Striploin vs Tendon — What's the Difference?
Quick Answer
Side-by-side
| striploin | tendon | |
|---|---|---|
| Primal | loin | offal |
| Muscle / location | longissimus dorsi (short loin) | Connective tissue at joints — particularly the hock/lower leg |
| Character | Leaner than ribeye; the classic strip steak muscle running along the short loin. | Collagen-rich connective tissue extracted from the leg joints, particularly the Achilles tendon area. Extremely gelatinous when slow-cooked; provides body and sticky texture to braises and soups. Prized in Korean, Vietnamese, and South Asian cuisine for its chew and the richness it adds to broth. |
Key differences
- Different primals: loin vs offal.
- Texture and slicing: compare fibrous, grain-heavy cuts vs more tender steak-style muscles based on each cut’s description.

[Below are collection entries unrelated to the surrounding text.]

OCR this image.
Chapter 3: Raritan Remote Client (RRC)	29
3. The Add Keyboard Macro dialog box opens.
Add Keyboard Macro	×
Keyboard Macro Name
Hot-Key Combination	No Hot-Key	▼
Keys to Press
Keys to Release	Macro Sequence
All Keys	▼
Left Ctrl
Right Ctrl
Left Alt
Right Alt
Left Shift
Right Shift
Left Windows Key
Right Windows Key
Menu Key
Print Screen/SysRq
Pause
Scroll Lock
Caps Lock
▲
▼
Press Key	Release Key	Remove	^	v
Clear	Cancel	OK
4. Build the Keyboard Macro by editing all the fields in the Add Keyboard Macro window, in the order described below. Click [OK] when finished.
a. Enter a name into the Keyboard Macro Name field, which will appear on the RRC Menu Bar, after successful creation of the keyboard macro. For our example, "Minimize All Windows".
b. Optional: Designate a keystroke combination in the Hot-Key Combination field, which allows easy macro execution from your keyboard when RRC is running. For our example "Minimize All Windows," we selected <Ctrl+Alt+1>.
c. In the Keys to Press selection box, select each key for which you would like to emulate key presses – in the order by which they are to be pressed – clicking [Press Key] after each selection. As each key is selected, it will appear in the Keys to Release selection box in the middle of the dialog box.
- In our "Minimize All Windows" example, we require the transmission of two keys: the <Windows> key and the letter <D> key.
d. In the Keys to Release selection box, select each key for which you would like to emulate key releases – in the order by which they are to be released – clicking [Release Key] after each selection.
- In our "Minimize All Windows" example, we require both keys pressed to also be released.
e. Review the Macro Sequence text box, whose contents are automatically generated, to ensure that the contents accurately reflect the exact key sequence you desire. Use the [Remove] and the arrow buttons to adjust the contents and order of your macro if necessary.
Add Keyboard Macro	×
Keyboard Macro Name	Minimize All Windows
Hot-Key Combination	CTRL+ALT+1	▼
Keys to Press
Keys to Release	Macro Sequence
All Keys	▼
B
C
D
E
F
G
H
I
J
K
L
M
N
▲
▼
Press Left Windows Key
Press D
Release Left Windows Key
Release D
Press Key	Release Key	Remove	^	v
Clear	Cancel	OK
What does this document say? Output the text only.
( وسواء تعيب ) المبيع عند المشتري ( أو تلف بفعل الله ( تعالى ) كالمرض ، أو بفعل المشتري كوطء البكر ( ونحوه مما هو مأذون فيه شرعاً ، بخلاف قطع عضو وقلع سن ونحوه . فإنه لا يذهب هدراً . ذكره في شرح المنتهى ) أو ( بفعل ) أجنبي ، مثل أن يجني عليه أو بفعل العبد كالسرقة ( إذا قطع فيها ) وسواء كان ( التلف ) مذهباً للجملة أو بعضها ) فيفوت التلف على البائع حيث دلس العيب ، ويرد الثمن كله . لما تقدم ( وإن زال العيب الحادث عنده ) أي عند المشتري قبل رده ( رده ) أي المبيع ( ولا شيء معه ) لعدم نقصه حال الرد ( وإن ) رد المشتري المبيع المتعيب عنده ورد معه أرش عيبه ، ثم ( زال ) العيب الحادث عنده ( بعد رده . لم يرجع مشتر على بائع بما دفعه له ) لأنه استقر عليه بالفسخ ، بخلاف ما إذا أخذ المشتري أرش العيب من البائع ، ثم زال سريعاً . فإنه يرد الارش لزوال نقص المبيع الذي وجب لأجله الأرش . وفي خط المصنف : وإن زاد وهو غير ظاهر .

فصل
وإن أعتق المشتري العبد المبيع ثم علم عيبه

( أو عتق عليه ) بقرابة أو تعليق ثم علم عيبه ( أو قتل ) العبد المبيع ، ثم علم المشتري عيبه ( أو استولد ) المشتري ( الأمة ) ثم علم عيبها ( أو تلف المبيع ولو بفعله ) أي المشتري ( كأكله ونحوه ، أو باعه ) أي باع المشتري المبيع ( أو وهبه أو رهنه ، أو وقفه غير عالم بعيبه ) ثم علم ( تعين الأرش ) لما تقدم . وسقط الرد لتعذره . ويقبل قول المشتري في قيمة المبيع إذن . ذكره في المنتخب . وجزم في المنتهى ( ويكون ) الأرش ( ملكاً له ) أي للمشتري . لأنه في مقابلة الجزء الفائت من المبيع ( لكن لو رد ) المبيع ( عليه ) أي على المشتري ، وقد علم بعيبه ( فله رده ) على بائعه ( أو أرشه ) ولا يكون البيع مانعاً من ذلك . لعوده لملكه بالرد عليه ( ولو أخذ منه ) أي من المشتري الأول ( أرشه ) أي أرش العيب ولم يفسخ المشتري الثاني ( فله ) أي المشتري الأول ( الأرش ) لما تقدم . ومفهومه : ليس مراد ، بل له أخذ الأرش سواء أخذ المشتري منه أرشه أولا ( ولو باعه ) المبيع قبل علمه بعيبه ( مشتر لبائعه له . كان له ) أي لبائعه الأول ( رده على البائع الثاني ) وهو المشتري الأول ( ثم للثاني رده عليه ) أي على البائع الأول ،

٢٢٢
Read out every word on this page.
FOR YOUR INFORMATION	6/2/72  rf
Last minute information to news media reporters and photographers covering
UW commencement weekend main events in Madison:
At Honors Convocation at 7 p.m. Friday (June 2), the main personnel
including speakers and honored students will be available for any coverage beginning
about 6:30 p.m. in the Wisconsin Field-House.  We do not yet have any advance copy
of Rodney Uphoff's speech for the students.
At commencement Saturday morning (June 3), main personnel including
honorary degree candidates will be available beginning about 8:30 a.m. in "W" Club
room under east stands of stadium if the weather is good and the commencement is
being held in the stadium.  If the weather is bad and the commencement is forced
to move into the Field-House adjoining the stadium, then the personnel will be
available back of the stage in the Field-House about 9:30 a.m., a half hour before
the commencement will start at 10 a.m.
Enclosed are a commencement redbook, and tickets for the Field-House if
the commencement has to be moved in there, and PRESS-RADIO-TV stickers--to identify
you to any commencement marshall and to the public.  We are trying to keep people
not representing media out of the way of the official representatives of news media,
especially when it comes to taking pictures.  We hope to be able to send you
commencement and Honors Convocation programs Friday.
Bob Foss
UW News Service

- Retail naming diverges by country—always map through a canonical cut when translating menus or labels.
When to use each
Striploin
Pick Striploin when you want its specific marbling/texture profile: Leaner than ribeye; the classic strip steak muscle running along the short loin.
Tendon
Pick Tendon when its primal/muscle traits fit the dish: Collagen-rich connective tissue extracted from the leg joints, particularly the Achilles tendon area. Extremely gelatinous when slow-cooked; provides body and sticky texture to braises and soups. Prized in Korean, Vietnamese, and South Asian cuisine for its chew and the richness it adds to broth.
Striploin and Tendon are different canonical muscles/primals: Striploin is loin (longissimus dorsi (short loin)); Tendon is offal (Connective tissue at joints — particularly the hock/lower leg).
Choose based on tenderness, marbling, grain direction, and how you plan to cook (sear vs braise vs slice thin).